Directed by Paul Greengrass and inspired by Rajiv Chandrasekaran's Imperial Life in the Emerald City, the story revolves around Chief Roy Miller (Matt Damon) whose role in Iraq is to lead missions to find the weapons of mass destruction (WMD) that were touted as the justification for going to war. After following intelligence reports multiple times that lead to empty sites with no WMD at all, Miller makes the choice to raise the issue at a briefing.
In a scene featuring Paul Rieckhoff, Iraq War veteran and executive director and founder of Iraq and Afghanistan Veterans of America (IAVA), Miller explains to other soldiers how he believes the intelligence is flawed. Of course, he is told it is not his job to discern whether the intelligence is faulty or not; he is simply to follow orders and carry out missions as they are handed down.
Miller's curiosity and urge for the truth drives him from this point on. A key turning point comes when he happens upon an Iraqi, "Freddy," who has information he wishes to give to U.S. soldiers. Freddy discloses to Miller that there is a meeting with Baathist generals who used to serve Saddam. Miller chooses to follow this information and go somewhere where he is certain he might find answers to why he is in Iraq fighting a war.
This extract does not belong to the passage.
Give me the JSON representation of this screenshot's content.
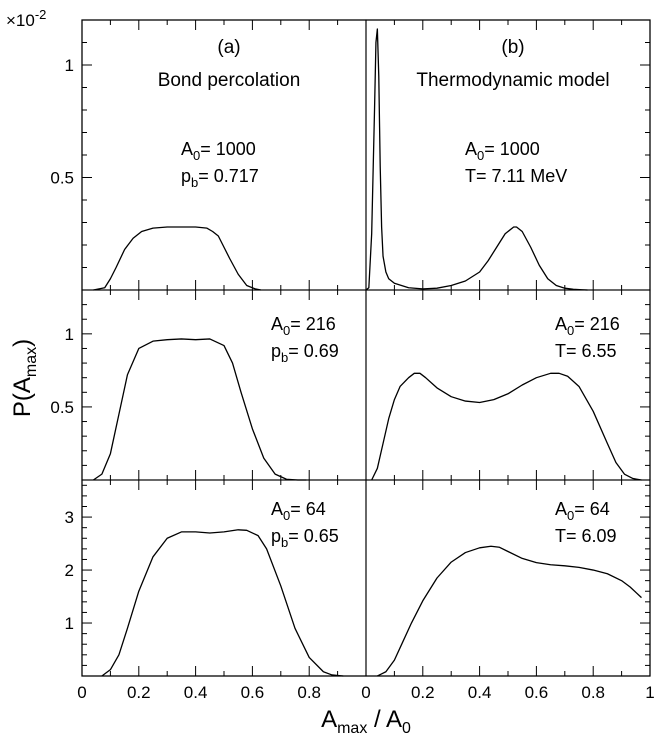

Freddy, who becomes a translator for Miller, is possibly one of the most dynamic portrayals of an Iraqi in the history of American cinema. The conflict that Freddy faces--whether to help and allow U.S. soldiers to set the agenda for his country or not--is presented in a profound way. Freddy's character gets to the core issue that trumps all discussion of why America went to war in Iraq; it gets at the fact that America may not have a right to stay and finish "liberating" Iraq even if its leaders admit to manufacturing consent for invading Iraq.
This film stands in contrast to Hurt Locker, a recent Academy Award-winning film that depicted what the war has been like for soldiers in Iraq. Green Zone's story is less about the human experience of the soldiers. The shots do not hang on the faces of individuals who are trying to come to grips with feelings of anguish, anxiety, fear, exhaustion, and pain.
The aesthetics do not allow us to get inside the minds of the U.S. soldiers fighting. Instead, the story brings attention to the power politics, internal politics between the CIA and the Pentagon, the press' role in the war, the Green Zone officials' disconnect with the nation of Iraq which the officials are claiming to liberate, etc.